The truth is, of course, that I am avoiding the emptiness of the page, and this has me worried as it might mean my old friend, the little Demon of Writer’s Block, has come back to haunt me. I was feeling quietly optimistic these last few weeks, hoping that it might be some while before I see him again as he used to be, lurking at the edge of my mind with the sinister intention of disrupting my writing process. I managed to write 8 blog posts after all. But now I am thinking that maybe he never left at all. Perhaps he simply stayed away for a few weeks, lulling me into a false sense of security, only to appear smirking at the edge of the screen this week-end. Having been acquainted with him for the past 7 years I am familiar with his tricks and know to put nothing past him.

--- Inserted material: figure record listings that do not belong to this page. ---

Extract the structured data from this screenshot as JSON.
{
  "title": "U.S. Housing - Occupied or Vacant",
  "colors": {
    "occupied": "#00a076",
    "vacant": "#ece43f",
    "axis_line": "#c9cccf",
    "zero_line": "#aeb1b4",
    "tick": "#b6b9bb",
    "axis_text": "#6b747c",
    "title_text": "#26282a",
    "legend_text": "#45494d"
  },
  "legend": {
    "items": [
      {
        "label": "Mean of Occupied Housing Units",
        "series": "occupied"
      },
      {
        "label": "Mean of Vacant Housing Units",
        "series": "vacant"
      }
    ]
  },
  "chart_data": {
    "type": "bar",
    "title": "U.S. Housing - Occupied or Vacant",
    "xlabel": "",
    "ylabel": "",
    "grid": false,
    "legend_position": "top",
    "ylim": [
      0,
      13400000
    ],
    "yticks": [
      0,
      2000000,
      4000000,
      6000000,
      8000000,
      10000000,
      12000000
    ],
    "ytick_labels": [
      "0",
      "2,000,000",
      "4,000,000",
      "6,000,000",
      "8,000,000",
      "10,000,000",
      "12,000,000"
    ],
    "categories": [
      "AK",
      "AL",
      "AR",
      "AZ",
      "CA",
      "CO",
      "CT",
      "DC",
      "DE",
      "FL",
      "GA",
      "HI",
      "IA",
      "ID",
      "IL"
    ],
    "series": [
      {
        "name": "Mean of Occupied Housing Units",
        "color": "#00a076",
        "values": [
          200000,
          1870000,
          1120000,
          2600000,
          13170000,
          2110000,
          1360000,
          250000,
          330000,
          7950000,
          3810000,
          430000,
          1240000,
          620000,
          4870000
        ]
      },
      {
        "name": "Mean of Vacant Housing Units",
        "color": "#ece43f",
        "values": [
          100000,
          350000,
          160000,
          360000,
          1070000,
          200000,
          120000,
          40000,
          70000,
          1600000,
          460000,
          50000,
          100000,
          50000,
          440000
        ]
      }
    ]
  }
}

I always knew I wanted to be a writer. As a child it was not even framed in terms of “wanting to be” but “will be”. I will be a writer when I grow up. In my innocence I had no idea of all the obstacles that life throws at you as you grow up. I wrote a lot but never finished anything. Notebooks piled up as one beginning followed another. But I was always writing. Moving to Brussels put an end to my creativity for a while, as adjusting to the new school and excessive amounts of homework took up much of my time. But after some time I started again and during my Philosophy studies I got past the beginning, and wrote 50 pages of a novel that now lies abandoned in my documents folder, together with a number of empty documents with hopeful titles.

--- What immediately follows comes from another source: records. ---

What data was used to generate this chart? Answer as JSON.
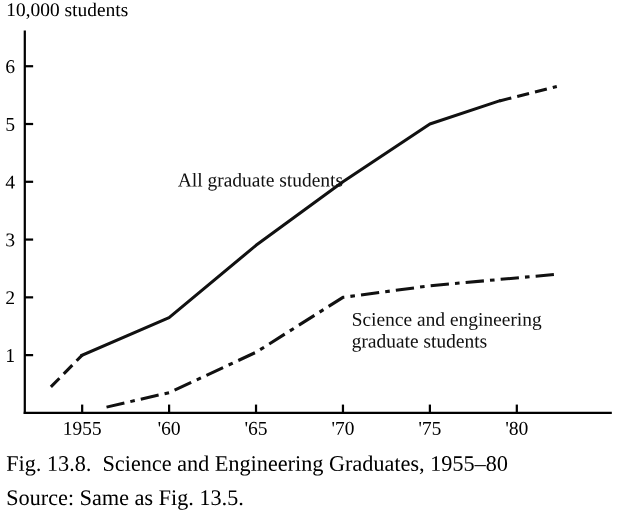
{
  "chart_data": {
    "type": "line",
    "ylabel": "10,000 students",
    "annotations": [
      "Fig. 13.8.  Science and Engineering Graduates, 1955–80",
      "Source: Same as Fig. 13.5."
    ],
    "series": [
      {
        "color": "#111111",
        "line_style": "dashed",
        "x": [
          1953.2,
          1955
        ],
        "values": [
          0.45,
          1.0
        ]
      },
      {
        "name": "All graduate students",
        "color": "#111111",
        "line_style": "solid",
        "x": [
          1955,
          1960,
          1965,
          1970,
          1975,
          1979
        ],
        "values": [
          1.0,
          1.65,
          2.9,
          4.0,
          5.0,
          5.4
        ]
      },
      {
        "color": "#111111",
        "line_style": "dashed",
        "x": [
          1979,
          1982.3
        ],
        "values": [
          5.4,
          5.65
        ]
      },
      {
        "name": "Science and engineering\ngraduate students",
        "color": "#111111",
        "line_style": "dashdot",
        "x": [
          1956.4,
          1960,
          1965,
          1970,
          1975,
          1982.3
        ],
        "values": [
          0.1,
          0.35,
          1.05,
          2.0,
          2.2,
          2.4
        ]
      }
    ],
    "xlim": [
      1951.7,
      1985.4
    ],
    "xticks": [
      {
        "value": 1955,
        "label": "1955"
      },
      {
        "value": 1960,
        "label": "'60"
      },
      {
        "value": 1965,
        "label": "'65"
      },
      {
        "value": 1970,
        "label": "'70"
      },
      {
        "value": 1975,
        "label": "'75"
      },
      {
        "value": 1980,
        "label": "'80"
      }
    ],
    "ylim": [
      0,
      6.6
    ],
    "yticks": [
      1,
      2,
      3,
      4,
      5,
      6
    ],
    "grid": false,
    "legend": false
  }
}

At some point near the end of my studies I became unable to write fiction. I was writing my thesis at the time and initially thought that perhaps all my creative energy was spent on that monstrous task, but the horrifying truth was that the inspiration I felt during the preceding years never returned. That is when I became acquainted with that little demon whose sole joy in life is making my fingers hover uselessly above the keyboard while my mind is blank as newly fallen snow. Writing used to give me joy. The tapping of my fingers on the keyboard, as words materialized like magic, creating sentences and plot-lines. This was my paradise. And suddenly it was snatched away. I would stare at the page in front of me and feel nothing but deep angst. I began dreading the attempts at writing. I would open a document and stare at the empty page for a while, but soon I would get up and move into another room, just to be physically removed from the accusing page in front of me. In the end I stopped trying, and somehow years flew by while the sadness for my loss grew deeper. Sometimes this sadness would become an almost nauseating regret and I would sit down in front of my computer, but in vain. Only the same debilitating angst would come to me, making me flee from the computer once again.
Then, 2 years ago I broke up with my boyfriend of almost 10 years. I was heartbroken and felt as if I had nothing left. That is when I decided that I would focus on things that interested me. I would no longer allow my happiness to depend on another person. I bought myself an apartment, tried to keep informed about any literary events coming my way and began reading philosophy again, hoping that I would regain the inspiration that I had during my studies. The break-up did not last long and we are back together again, but I am still committed to making time for my own interests, and the most important one is writing. That is the reason I started this blog. In my experience a blog does not cause blank page syndrome to the same extent as an empty word document. The blog has props, such as the background you have chosen and pictures that you add to your post. All these things draw attention away from the words, which would otherwise have to rely solely on their own merit. I was hopeful that this would relieve me of the dread I used to feel while looking at those hesitant first words.
And maybe it does work. Because while writing about not being able to write, I have written a post, and so kept my promise.